I thought, yesterday, I had succeeded in writing indented comments-on-comments, the way grown-up bloggers like Kristie and the Sock Lady do. But I see that all I have achieved is to add my own comment to the list, which just looks silly. Onwards! As EZ would say.
Again, little to report. There is much excitement to come, but for now there isn’t much to say about knitting a garter stitch strip. I’m not quite half-way around. Finish tomorrow?
The new VK has turned up. While I was flailing about trying to hit upon something to knit with my Dried Rose yarn, I cheated and had an advance look at the issue on-line. So I knew already that there was nothing for me. In real life, it’s better than I expected, with lots to read and some good cables if I ever decide to go there after all.
The one thing I really sort of like is No. 9, an A-line tunic which comes pretty close to qualifying for the late, much-lamented “You Knit What??” website and yet has a wild appeal. But it will never be.

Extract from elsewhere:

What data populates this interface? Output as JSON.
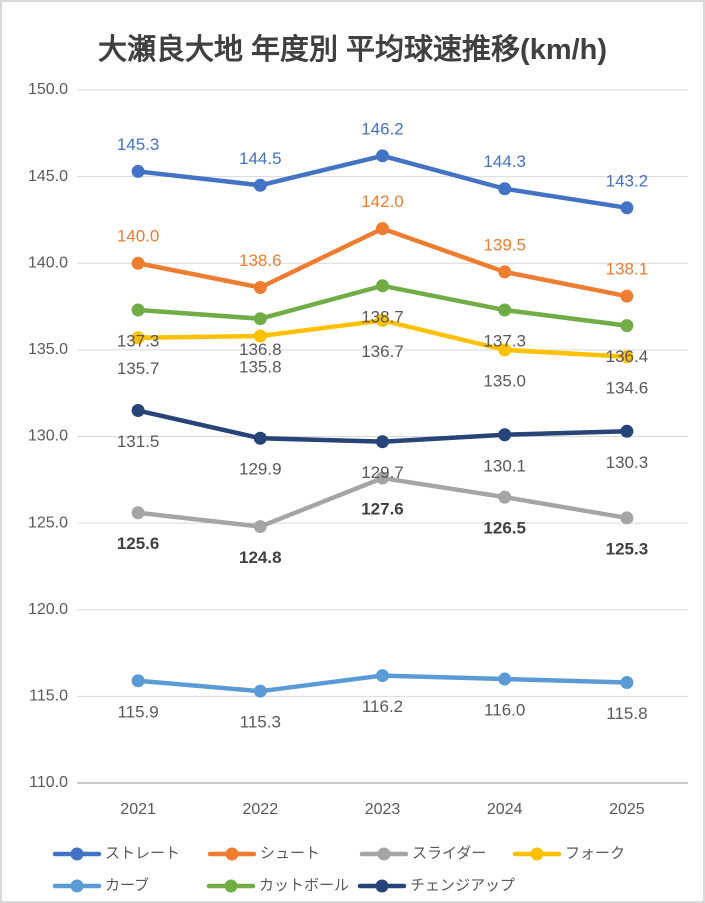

More seriously, the Bergere de France ad on the page facing the table of contents speaks to my yearning for droopy asymmetry and also has an interesting front edging. It looks like perhaps as many as 12 stitches of a k2p2 rib, softly cabled. If “cachemire” means “cashmere” in French, it also looks like a good use of that droopy yarn. It’s grey – I like grey – which is a sensible approach to cashmere inasmuch as it doesn’t take dye anything like as enthusiastically as wool.
I learned that when I bought some cashmere Koigu.
Am I talking myself into it?
We have already agreed that Kindle-reading reduces the clutter of paperbacks around the house. I have recently branched out a bit, and bought a couple of cookery books for mine.
I tend to buy too many, most of which fust unused in the spare room cupboard. Delia and Jamie and Nigel and Nigella get used and re-used and spattered with fat. And I wouldn’t want Madhur Jaffrey or Ken Hom or Gino d’Acampo to be far away. But after that…
So I recently bought two for the Kindle app on my iPad, both of which turn out to be rather good:
Pascale’s “Fast, Fresh and Easy Food” and Bill Granger’s “Easy”. The trouble with cooking from an iPad, however, is the way it
keeps turning itself off. Lorraine
I also acquired Nigella’s new “Nigellissima” the other day as a physical book. I got it out of love of her, thinking I really had enough Italian cook books to be going on with. It turns out to be fresh and interesting and full of good things.
Knitting books are another category of which I buy too many, but I would never get one for the Kindle. Even the ones I’ll never use – “Knit Your Own Royal Wedding” – are treasured members of the family.